Nel maggio 1915 fonda un âshram nella periferia di Ahmedabad
vicino al fiume Sabarmati, con i membri della comunità di
Phoenix ed altri amici. Questa viene chiamata Satyagraha Ashram. Qui
alloggiano 25 uomini e donne che hanno fatto il voto di
verità, di celibato, d'ahimsa, di povertà e di servire
il popolo indiano.
Nel 1918 partecipa alla Conferenza di Delhi per il reclutamento di
truppe indiane ed appoggia la proposta per aiutare i britannici
nello sforzo bellico. Il suo ragionamento, rifiutato da molti,
è che se si desidera la cittadinanza, la libertà e la
pace nell'Impero, bisogna anche partecipare alla sua difesa.
Champaran e Kheda
I primi grandi successi di Gandhi si realizzano negli anni 1917-1918
e si riferiscono all'abolizione dell'immigrazione indiana a termine
verso il Sud Africa e alla campagna di satyagraha nel Champaran e
nel Kheda.
Nel Champaran, un distretto del Bihar, organizza la disobbedienza
civile di decine di migliaia di contadini senza terra che sono
costretti a coltivare l'indigofera, la pianta da cui si ricava
l'indaco, e altri prodotti di esportazione invece di coltivare gli
alimenti necessari alla loro sussistenza. Oppressi dai grandi
proprietari britannici, ricevono dei magri compensi, che li riducono
in condizioni di povertà estrema.
Gandhi crea un'organizzazione di volontari e col loro aiuto inizia
una campagna di pulizia dei villaggi, la costruzione di scuole e di
ospedali.
L'autorità locale tenta di processarlo ed il culmine della
crisi viene raggiunto quando Gandhi viene arrestato dalla polizia
per «turbamento dell'ordine pubblico», ma l'accusa viene
ritirata grazie all'efficacia dell'azione di Gandhi e alla presenza
di centinaia di migliaia di manifestanti nei pressi del tribunale.
Gandhi raccoglie una grande quantità di dichiarazioni scritte
dai mezzadri e cerca, senza successo di dialogare coi proprietari
per giungere ad un compromesso.
Finalmente l'autorità locale prende atto dell'esistenza del
problema ed istituisce una Commissione, alla quale partecipa Gandhi,
col compito di indicare una soluzione. La Commissione si pronuncia a
favore dei contadini ed ha così fine il sistema vessatorio
dei contadini del Champaran.
Quasi contemporaneamente, Gandhi apprende che i contadini del Kheda
non ce la fanno a pagare le imposte a causa di una grave carestia.
Gandhi organizza i contadini, li istruisce sul satyagraha e promuove
il loro sciopero che dura fino a quando si giunge ad un accordo,
dopo 21 giorni.
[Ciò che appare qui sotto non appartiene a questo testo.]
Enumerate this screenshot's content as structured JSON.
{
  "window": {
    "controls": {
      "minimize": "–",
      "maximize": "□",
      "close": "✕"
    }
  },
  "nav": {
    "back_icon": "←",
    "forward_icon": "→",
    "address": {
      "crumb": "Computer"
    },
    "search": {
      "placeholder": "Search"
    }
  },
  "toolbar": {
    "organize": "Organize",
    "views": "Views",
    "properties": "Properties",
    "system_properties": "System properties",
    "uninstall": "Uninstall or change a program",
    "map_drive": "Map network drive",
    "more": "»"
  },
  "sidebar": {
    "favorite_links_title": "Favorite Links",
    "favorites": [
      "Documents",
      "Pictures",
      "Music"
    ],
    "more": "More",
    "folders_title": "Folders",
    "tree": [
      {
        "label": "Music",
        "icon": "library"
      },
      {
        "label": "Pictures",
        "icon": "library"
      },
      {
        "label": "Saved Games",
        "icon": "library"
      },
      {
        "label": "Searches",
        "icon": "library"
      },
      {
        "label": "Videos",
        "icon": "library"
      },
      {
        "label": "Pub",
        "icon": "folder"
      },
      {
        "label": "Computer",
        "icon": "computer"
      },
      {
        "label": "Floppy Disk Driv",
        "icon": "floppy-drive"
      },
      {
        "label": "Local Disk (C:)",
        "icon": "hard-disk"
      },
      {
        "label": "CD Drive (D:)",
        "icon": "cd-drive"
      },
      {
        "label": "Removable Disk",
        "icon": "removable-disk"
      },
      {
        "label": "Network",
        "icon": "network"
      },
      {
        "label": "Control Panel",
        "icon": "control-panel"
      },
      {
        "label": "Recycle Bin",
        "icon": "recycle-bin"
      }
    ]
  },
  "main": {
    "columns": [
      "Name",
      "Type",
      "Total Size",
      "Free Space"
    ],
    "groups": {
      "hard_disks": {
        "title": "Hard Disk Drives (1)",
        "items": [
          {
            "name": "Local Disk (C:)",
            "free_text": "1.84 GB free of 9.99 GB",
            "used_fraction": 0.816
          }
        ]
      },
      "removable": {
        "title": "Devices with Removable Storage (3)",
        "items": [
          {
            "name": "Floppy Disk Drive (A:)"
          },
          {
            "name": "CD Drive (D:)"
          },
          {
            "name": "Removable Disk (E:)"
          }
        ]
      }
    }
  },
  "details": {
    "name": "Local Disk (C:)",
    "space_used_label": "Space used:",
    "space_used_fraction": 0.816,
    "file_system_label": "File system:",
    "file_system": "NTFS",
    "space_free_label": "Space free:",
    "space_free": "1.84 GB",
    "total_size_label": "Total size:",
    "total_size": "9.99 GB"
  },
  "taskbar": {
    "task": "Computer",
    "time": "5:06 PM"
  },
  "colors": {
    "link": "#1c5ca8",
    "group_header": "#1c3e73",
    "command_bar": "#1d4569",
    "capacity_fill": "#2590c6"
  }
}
Questo, seppure non del tutto soddisfacente per
Gandhi, dà una grande risonanza al satyagraha che prende
così "piede fermamente sul suolo del Gujarat" segnando il
risveglio della coscienza politica indiana.
È da questo momento che Gandhi viene battezzato dal popolo
Bapu (padre) e la celebrità di Gandhi si estende a tutta
l'India.
Il massacro di Amritsar
Il 18 marzo 1919 viene approvato dal governo britannico il Rowlatt
Act, che estende in tempo di pace le restrizioni di libertà
entrate in vigore durante la guerra. Gandhi si oppone con un
movimento di disobbedienza civile che ha inizio il 6 aprile, con uno
spettacolare hartal, uno sciopero generale della nazione con
astensione di massa dal lavoro, accompagnato da preghiera e digiuno.
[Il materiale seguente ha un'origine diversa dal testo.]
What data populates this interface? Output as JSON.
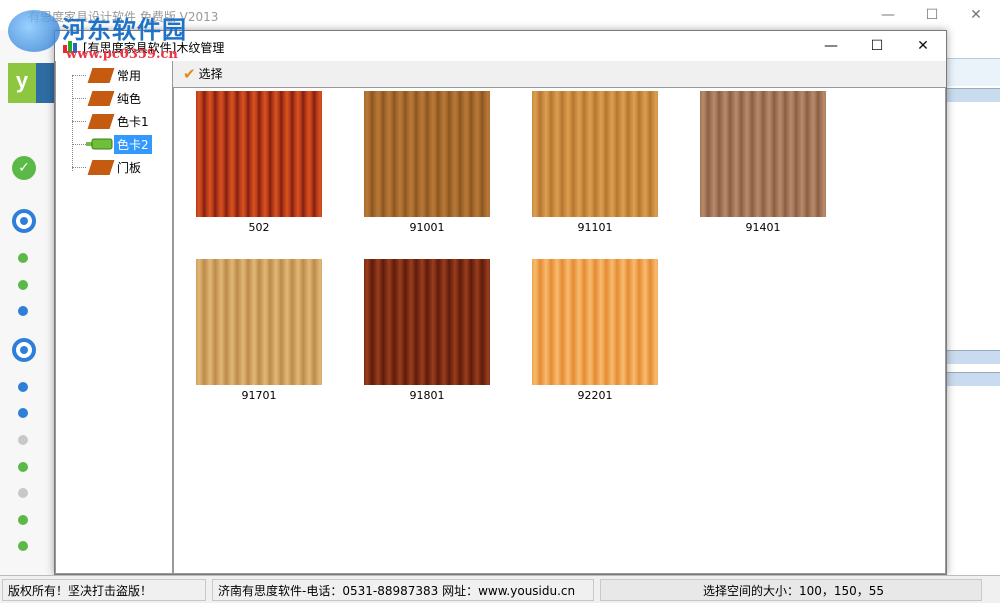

Gandhi viene arrestato. Scoppiano disordini in tutta l'India, tra
cui il massacro di Amritsar (13 aprile) nel Punjab, durante il quale
le truppe britanniche guidate dal generale Edward H. Dyer massacrano
centinaia di civili e ne feriscono a migliaia: i rapporti ufficiali
parlano di 389 morti e 1000 feriti, mentre altre fonti parlano di
oltre 1000 morti. Il massacro genera un trauma in tutta la nazione
accrescendo la collera della popolazione. Questo genera diversi atti
di violenza a seguito dei quali Gandhi, facendo autocritica,
sospende la campagna satyagraha.
Dopo questo massacro Gandhi critica sia le azioni del Regno Unito,
sia le violente rappresaglie degli indiani esponendo la sua
posizione in un toccante discorso nel quale evidenzia il principio
che la violenza è malefica e non può essere
giustificata.
Entrata in politica e inizio della non-cooperazione
Sempre nel 1919 Gandhi entra nel partito del Congresso Nazionale
Indiano, l'organizzazione dell'élite politica moderata
indiana con la quale si batterà per ottenere l'indipendenza
del suo paese. L'obiettivo che Gandhi si prefigge per il movimento
anticoloniale è la Swaraj, ovvero un'indipendenza completa:
individuale, spirituale e politica (che si realizza
nell'autogoverno). Secondo Gandhi tale obiettivo può essere
raggiunto solamente attraverso una strategia che pone limiti precisi
alla lotta, basandosi esclusivamente sul concetto di satyagraha.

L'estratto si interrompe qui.